Toto Wolff Mercedes’in ve Lewis Hamilton’ın, Pastor Maldonado’nun 2012’deki inanılmaz İspanya GP’si galibiyeti olmasaydı Formula 1’de gelişemeyeceğini anlattı.
Mercedes, F1’de rekor kıran 6 tane çifte Dünya Şampiyonluğuna sahip, Hamilton ise 5 Dünya Şampiyonluğu yakalayarak Michael Schumacher’in prestijli rekoruna ulaşmasına 1 Dünya Şampiyonluğu kaldı.
Gümüş Oklar F1’e döndükleri 2010 senesinde olan maddi sıkıntılar sebebiyle dominant değillerdi, ancak Maldonado’nun Williams- Wolff’un yatırımcısı olduğu zaman - ile Barcelona’da galibiyete ulaşması, Mercedes’in ana şirketi Daimler’in dikkati çekti.
Wolff’a karşı duydukları ilgilerin sonrasında bir sonraki yıl, takımlarını onlara emanet ettiler ve Wolff Mercedes’in V6 hibrit çağında bir anda ortaya çıkan dominasyonunun en başarılı isimlerini bir araya getirmeyi başarmıştı.
Motorsport-total.com’a konuşan Wolff şunları söyledi: “Bana dışarıdan gelen bir düşünceydi. Bazı şeyleri göstermeye çalıştım ve değerlendirme yapmak istedim. Williams’daki rolümün ilk yılındaydım. O sene yarış kazanmayı başardık."
“Zetsche’nin (Daimler CEO’su Dieter) bana sorduğu soru ‘Williams’la nasıl bir yarış kazanırsın, ve bunu Mercedes’te de nasıl yapabiliriz? İmkanları nasıl işletiyorsunuz?’ olmuştu.”
“Ve her şeyin sonunda hepsi aynı imkanlardı. Düşünce sadece bir sonraki görüşmede aklımıza geldi ve bana ‘Bunu bizimle yapmak ister misin?’ dediler.”
“Projemizin kurulunun bakış açısının değişimi 2012 yılının sonu, 2013 yılının başı civarlarında gerçekleşti. Ek bir kişi olarak, organizasyon ve imkanlar olarak Mercedes’in şampiyon olma beklentilerini karşılayıp karşılamayacağı ile ilgili, Williams’ı da dayanak alarak, bir fikir vermem istendi.”

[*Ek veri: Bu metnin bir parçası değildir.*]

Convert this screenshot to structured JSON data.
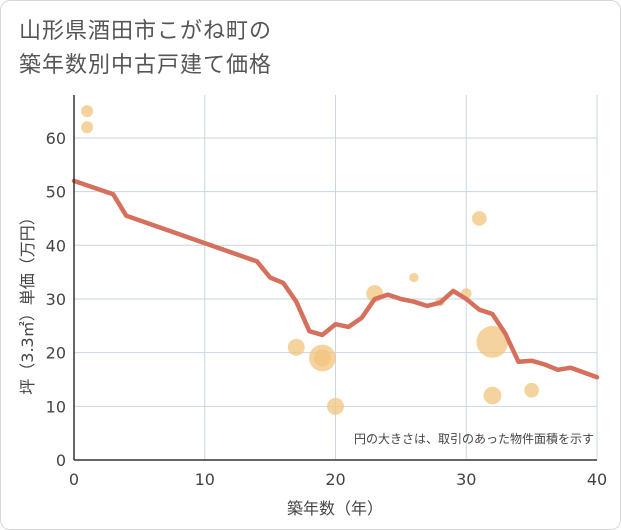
{
  "title_lines": [
    "山形県酒田市こがね町の",
    "築年数別中古戸建て価格"
  ],
  "chart_data": {
    "type": "scatter",
    "xlabel": "築年数（年）",
    "ylabel": "坪（3.3㎡）単価（万円）",
    "xlim": [
      0,
      40
    ],
    "ylim": [
      0,
      68
    ],
    "xticks": [
      0,
      10,
      20,
      30,
      40
    ],
    "yticks": [
      0,
      10,
      20,
      30,
      40,
      50,
      60
    ],
    "grid": true,
    "note": "円の大きさは、取引のあった物件面積を示す",
    "colors": {
      "scatter": "#f2c47e",
      "line": "#d4705c",
      "grid": "#c9d6e6",
      "axis": "#333333"
    },
    "scatter": [
      {
        "x": 1,
        "y": 65,
        "size": 1
      },
      {
        "x": 1,
        "y": 62,
        "size": 1
      },
      {
        "x": 17,
        "y": 21,
        "size": 2
      },
      {
        "x": 19,
        "y": 19,
        "size": 5
      },
      {
        "x": 19,
        "y": 19,
        "size": 2
      },
      {
        "x": 20,
        "y": 10,
        "size": 2
      },
      {
        "x": 23,
        "y": 31,
        "size": 2
      },
      {
        "x": 26,
        "y": 34,
        "size": 0.6
      },
      {
        "x": 28,
        "y": 29.5,
        "size": 0.6
      },
      {
        "x": 30,
        "y": 31,
        "size": 0.8
      },
      {
        "x": 31,
        "y": 45,
        "size": 1.5
      },
      {
        "x": 32,
        "y": 22,
        "size": 7
      },
      {
        "x": 32,
        "y": 12,
        "size": 2.2
      },
      {
        "x": 35,
        "y": 13,
        "size": 1.5
      }
    ],
    "line": [
      {
        "x": 0,
        "y": 52
      },
      {
        "x": 3,
        "y": 49.5
      },
      {
        "x": 4,
        "y": 45.5
      },
      {
        "x": 14,
        "y": 37
      },
      {
        "x": 15,
        "y": 34
      },
      {
        "x": 16,
        "y": 33
      },
      {
        "x": 17,
        "y": 29.5
      },
      {
        "x": 18,
        "y": 24
      },
      {
        "x": 19,
        "y": 23.3
      },
      {
        "x": 20,
        "y": 25.3
      },
      {
        "x": 21,
        "y": 24.8
      },
      {
        "x": 22,
        "y": 26.5
      },
      {
        "x": 23,
        "y": 30
      },
      {
        "x": 24,
        "y": 30.8
      },
      {
        "x": 25,
        "y": 30
      },
      {
        "x": 26,
        "y": 29.5
      },
      {
        "x": 27,
        "y": 28.7
      },
      {
        "x": 28,
        "y": 29.3
      },
      {
        "x": 29,
        "y": 31.5
      },
      {
        "x": 30,
        "y": 30
      },
      {
        "x": 31,
        "y": 28
      },
      {
        "x": 32,
        "y": 27.2
      },
      {
        "x": 33,
        "y": 23.5
      },
      {
        "x": 34,
        "y": 18.3
      },
      {
        "x": 35,
        "y": 18.5
      },
      {
        "x": 36,
        "y": 17.8
      },
      {
        "x": 37,
        "y": 16.8
      },
      {
        "x": 38,
        "y": 17.2
      },
      {
        "x": 39,
        "y": 16.3
      },
      {
        "x": 40,
        "y": 15.4
      }
    ]
  }
}
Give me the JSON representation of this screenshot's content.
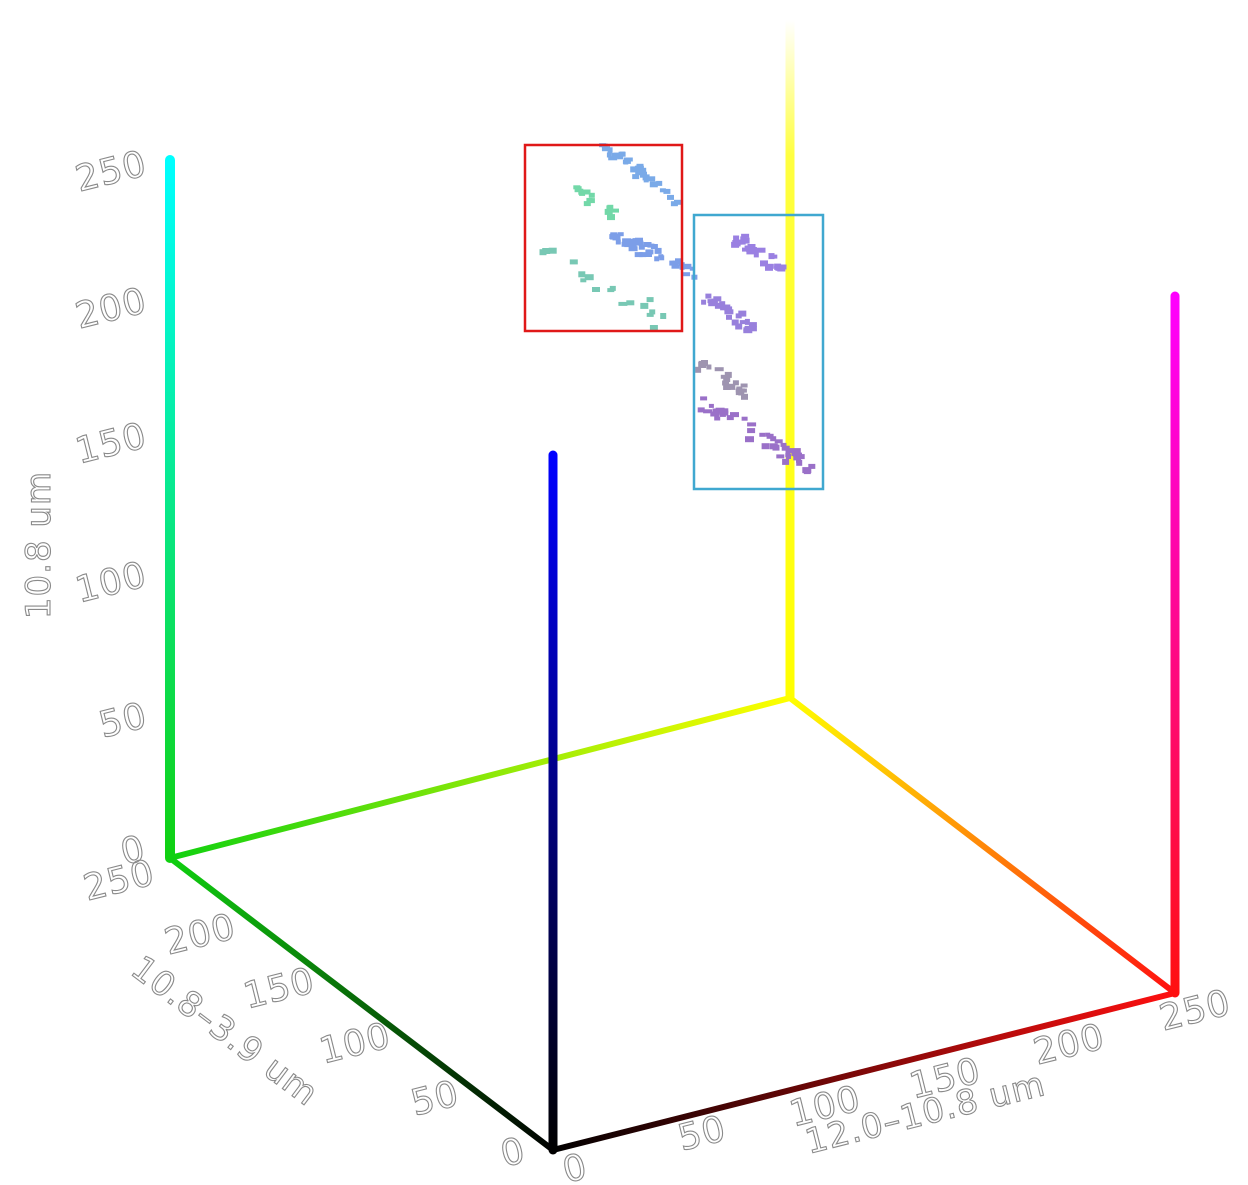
{
  "chart_data": {
    "type": "scatter",
    "subtype": "3d-rgb-color-cube",
    "title": "",
    "axes": {
      "x": {
        "label": "12.0–10.8 um",
        "range": [
          0,
          250
        ],
        "ticks": [
          "0",
          "50",
          "100",
          "150",
          "200",
          "250"
        ]
      },
      "y": {
        "label": "10.8–3.9 um",
        "range": [
          0,
          250
        ],
        "ticks": [
          "0",
          "50",
          "100",
          "150",
          "200",
          "250"
        ]
      },
      "z": {
        "label": "10.8 um",
        "range": [
          0,
          250
        ],
        "ticks": [
          "0",
          "50",
          "100",
          "150",
          "200",
          "250"
        ]
      }
    },
    "cube_edge_colors": {
      "origin": "#000000",
      "x_max": "#ff1010",
      "y_max": "#10d010",
      "z_max": "#0000ff",
      "xy_max": "#ffff00",
      "xz_max": "#ff00ff",
      "yz_max": "#00ffff"
    },
    "grid": false,
    "legend": "none",
    "highlight_boxes": [
      {
        "color": "#e01818"
      },
      {
        "color": "#40a8d0"
      }
    ],
    "clusters": [
      {
        "color": "#7aaae8",
        "count": 34
      },
      {
        "color": "#72d8a8",
        "count": 14
      },
      {
        "color": "#7c9ee8",
        "count": 40
      },
      {
        "color": "#78c8b4",
        "count": 18
      },
      {
        "color": "#9a80e2",
        "count": 28
      },
      {
        "color": "#9880dc",
        "count": 28
      },
      {
        "color": "#9e94b0",
        "count": 22
      },
      {
        "color": "#9a70c8",
        "count": 44
      }
    ]
  }
}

“Özetle söylediğim şey şuydu, ‘Williams ile benzer bir organizasyona sahipsiniz, benzer bir yapı ve olanaklara. Benim Williams için amacım ilk beşte kendimize yer bulabilmek. Kendi beklentileriniz ve yapabileceğiniz arasında büyük bir fark vardır.’”
“Bu karar yakın zamanda verilmeliydi ve bu karar Dieter Zetsche ve kuruldaki iş arkadaşları tarafından verilecekti. Pokerde buna ‘All-in’ (poker masasında oyuncunun elindeki bütün fişleri ortaya koyması) denir.”
“Bize olan bu güveni geri ödemeyi başardık, sadece pist içindeki başarıyla değil, aynı zamanda finansal teşvikle de, bu yüzden takıma olan bağlılığımızın fiyat-performans oranı çok iyi bir seviyede.”